Desde 2017, a promotoria sapiranguense está empenhada em estabelecer o cumprimento da lei. O primeiro movimento do MP sapiranguense que beneficiou à sociedade foi determinar o cumprimento de uma compensação ambiental à uma empresa que efetuou uma obra em desacordo com a legislação ambiental e o Plano Diretor de Sapiranga. Como pena imposta por um Termo de Ajustamento de Conduta (TAC), uma empresa local foi condenada a efetuar uma série de melhorias no Parque Municipal do Imigrante de Sapiranga. Além disso, a Promotoria estabeleceu como condenação à empresa, a construção de uma casa no estilo Enxaimel, dentro do Parcão, para manter vivos os traços identitários da colonização germânica no município.
Em ruínas há anos, Casa Johann Schmidt deve ser restaurada após acordo extrajudicial entre MP, prefeitura e Fundação Cultural
Construída em 1845, pelo marceneiro e agricultor Johann Schmidt, a casa, de estilo enxaimel, necessita ser reconstruída. Mato alto no entorno, com aberturas e telhado caindo, compõem o cenário atual. Em 2015, o imóvel ganhou uma cobertura, de lona e vigas de aço, numa tentativa de conter a ação destrutiva do tempo e providenciadas pela Prefeitura. Passados quase cinco anos, à medida que custou R$ 20 mil aos cofres públicos, e que era paliativa, continua cravada no local. A última reforma do patrimônio foi realizada há 15 anos, para a realização dessa manutenção, na época, foram investidos R$114.864,40.
A Casa Johann Schmidt, que foi doada à fundação em 2006, é o único imóvel tombado de Sapiranga e, em medida mais recente, no último dia 13 de agosto, foi feito um termo de acordo extrajudicial entre Ministério Público, Prefeitura e Fundação Cultural e de Meio Ambiente, que visa a reativação e regularização da fundação, assim como a restauração do imóvel, antes que o prejuízo dele seja ainda maior, tanto em questão financeira quanto cultural. “Este imóvel precisa da restauração, precisamos dessa preservação. A fundação estava, digamos, adormecida, então fizemos o termo justamente para regularizar a situação dela e garantir que haja o restauro, antes que o pior aconteça. Por mais que haja um restauro, depois que um bem com tanto valor histórico sofre uma queda maior, a sua reforma também custará um pouco desse valor histórico”, pondera o promotor público.
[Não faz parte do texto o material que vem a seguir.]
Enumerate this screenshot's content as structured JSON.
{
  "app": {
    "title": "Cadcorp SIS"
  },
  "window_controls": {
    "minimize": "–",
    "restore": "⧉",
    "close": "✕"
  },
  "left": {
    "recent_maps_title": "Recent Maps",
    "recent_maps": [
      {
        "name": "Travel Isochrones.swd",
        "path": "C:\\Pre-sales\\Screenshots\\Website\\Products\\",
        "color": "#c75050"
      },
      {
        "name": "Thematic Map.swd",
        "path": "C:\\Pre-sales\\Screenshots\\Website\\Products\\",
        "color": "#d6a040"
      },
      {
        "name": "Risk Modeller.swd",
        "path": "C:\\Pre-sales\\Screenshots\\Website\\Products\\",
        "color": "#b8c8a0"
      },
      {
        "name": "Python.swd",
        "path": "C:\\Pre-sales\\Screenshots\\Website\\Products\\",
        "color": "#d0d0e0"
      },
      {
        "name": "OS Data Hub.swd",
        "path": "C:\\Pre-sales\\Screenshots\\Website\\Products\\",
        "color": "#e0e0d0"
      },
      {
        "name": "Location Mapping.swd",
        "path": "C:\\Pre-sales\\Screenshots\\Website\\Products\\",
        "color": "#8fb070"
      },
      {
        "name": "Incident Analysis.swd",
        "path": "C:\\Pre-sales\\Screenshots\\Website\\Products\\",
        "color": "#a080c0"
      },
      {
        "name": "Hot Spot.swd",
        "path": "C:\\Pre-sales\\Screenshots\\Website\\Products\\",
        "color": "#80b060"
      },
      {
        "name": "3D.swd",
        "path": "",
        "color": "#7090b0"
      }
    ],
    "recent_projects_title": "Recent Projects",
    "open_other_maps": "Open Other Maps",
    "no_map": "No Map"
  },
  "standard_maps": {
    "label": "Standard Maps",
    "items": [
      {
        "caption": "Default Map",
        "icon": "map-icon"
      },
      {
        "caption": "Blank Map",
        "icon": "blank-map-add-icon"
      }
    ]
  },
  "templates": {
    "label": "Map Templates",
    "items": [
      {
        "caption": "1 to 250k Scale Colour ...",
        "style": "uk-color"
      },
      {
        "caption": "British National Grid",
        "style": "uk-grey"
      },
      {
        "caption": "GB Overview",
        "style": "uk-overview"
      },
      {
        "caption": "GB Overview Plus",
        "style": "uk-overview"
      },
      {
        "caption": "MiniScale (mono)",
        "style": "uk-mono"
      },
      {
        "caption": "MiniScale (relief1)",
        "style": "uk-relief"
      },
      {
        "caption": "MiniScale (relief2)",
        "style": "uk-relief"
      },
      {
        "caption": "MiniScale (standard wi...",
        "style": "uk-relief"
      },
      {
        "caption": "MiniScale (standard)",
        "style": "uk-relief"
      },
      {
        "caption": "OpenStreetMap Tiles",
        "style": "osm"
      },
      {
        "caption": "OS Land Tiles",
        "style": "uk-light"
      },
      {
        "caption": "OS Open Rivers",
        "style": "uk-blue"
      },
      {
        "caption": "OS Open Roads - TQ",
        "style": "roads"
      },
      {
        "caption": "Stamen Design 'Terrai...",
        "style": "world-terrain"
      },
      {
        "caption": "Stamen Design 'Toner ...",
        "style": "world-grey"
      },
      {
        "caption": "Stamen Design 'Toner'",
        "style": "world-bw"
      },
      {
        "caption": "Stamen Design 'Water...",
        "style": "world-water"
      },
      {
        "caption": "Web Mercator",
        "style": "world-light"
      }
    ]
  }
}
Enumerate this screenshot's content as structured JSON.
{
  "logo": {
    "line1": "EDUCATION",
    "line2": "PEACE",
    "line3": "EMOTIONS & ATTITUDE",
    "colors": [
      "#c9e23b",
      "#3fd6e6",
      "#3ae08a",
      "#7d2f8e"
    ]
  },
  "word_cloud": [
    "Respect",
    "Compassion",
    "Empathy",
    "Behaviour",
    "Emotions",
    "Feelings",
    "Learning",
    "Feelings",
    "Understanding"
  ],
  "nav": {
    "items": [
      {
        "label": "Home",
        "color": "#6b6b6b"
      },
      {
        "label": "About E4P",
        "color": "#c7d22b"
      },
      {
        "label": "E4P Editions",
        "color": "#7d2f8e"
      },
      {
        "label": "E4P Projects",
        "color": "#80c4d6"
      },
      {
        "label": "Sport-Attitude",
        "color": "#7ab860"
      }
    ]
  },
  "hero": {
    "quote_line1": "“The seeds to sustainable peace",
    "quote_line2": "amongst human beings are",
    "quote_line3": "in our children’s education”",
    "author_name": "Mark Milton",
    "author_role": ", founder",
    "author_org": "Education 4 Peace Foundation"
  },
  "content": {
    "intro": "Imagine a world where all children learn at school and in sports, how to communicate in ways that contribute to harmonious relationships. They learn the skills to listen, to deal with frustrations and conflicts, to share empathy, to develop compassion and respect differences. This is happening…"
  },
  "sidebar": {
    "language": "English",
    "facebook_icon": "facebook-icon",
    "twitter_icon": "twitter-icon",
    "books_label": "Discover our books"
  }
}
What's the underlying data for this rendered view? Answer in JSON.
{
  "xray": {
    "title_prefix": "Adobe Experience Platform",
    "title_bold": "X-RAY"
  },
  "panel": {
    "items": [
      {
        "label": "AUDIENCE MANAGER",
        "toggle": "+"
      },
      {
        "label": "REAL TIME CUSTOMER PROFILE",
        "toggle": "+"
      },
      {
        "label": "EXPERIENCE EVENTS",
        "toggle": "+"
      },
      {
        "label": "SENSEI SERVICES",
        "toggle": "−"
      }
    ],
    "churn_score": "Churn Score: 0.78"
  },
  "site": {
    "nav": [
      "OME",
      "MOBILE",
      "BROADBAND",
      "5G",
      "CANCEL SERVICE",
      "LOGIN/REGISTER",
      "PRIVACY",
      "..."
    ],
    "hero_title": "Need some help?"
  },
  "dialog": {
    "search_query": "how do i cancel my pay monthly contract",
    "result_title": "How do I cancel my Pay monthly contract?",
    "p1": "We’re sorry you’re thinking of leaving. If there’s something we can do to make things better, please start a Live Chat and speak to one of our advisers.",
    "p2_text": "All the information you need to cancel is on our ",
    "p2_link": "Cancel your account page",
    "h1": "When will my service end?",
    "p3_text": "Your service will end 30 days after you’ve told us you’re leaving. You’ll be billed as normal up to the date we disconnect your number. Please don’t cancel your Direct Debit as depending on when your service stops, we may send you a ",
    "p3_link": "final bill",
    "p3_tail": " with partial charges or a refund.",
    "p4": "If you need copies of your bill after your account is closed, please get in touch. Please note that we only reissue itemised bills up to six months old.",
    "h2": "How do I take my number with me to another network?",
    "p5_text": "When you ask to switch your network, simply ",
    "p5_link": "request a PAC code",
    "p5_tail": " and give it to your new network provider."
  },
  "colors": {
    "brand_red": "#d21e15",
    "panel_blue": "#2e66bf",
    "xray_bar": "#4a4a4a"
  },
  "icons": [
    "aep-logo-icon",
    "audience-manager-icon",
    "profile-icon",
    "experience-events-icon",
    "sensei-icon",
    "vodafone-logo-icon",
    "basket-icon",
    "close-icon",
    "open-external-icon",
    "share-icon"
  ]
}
Inventário do patrimônio histórico de Sapiranga em andamento
Entre 2019 e 2020, a Prefeitura de Sapiranga firmou um Termo de Ajustamento de Conduta (TAC) com o Ministério Público local. Neste novo compromisso, caberá à equipe técnica da Prefeitura arrolar todos os bens imóveis edificados até o ano de 1969, produzir um inventário de todos os bens imóveis edificados até o ano de 1950 e efetuar o tombamento de todos os bens imóveis urbanos e rurais edificados até o ano de 1929. Por se tratar de um estudo muito técnico, detalhado e aprofundado, a arquiteta da Secretaria de Planejamento, Habitação, Segurança e Mobilidade, Ana Carolina Oliveira da Fonseca, elabora um Termo de Referência que abalizará a contratação de uma empresa. “Esta empresa será a responsável por elaborar as fichas descritivas da parte histórica, arquitetônica e detalhes de fachada. Com esse levantamento (que não tem data para iniciar, pois depende de licitação) será conhecido, preliminarmente, o grau de tombamento de cada imóvel. Além disso, será possível mensurar a importância de cada casa. Em uma projeção otimista, acredito que ainda em 2021 seja possível iniciar esse levantamento”, narra a arquiteta que acompanha o tema dentro da Prefeitura.
Alternativa complementar aos encaminhamentos para a legalização da Fundação Cultural adotada pela Prefeitura de Sapiranga é a criação de um Roteiro Histórico. A implantação desse roteiro, indispensavelmente, passa pela aprovação do projeto da Prefeitura de Sapiranga no edital 1/2020, do Ministério Público Estadual dentro do Fundo de Reconstituição de Bens Lesados (FRBL). “É um amplo e extenso projeto estruturado pela Prefeitura. Para a Casa Johann Schmidt, estimamos utilizar R$ 1.200.000,00 no projeto de restauro total. O restante do valor (R$ 3,8 milhões), seria utilizado para consolidação e implantação do roteiro, criando a Praça Genuíno Sampaio (incluindo decks e acessibilidade), estacionamento e rampa para a Cruz da Jacobina e, em frente à cruz, a criação de um memorial Mucker, que é um projeto idealizado em 2004 e que resgatamos. Ainda integram o roteiro, o Cemitério do Amaral”, explica a arquiteta Ana Carolina.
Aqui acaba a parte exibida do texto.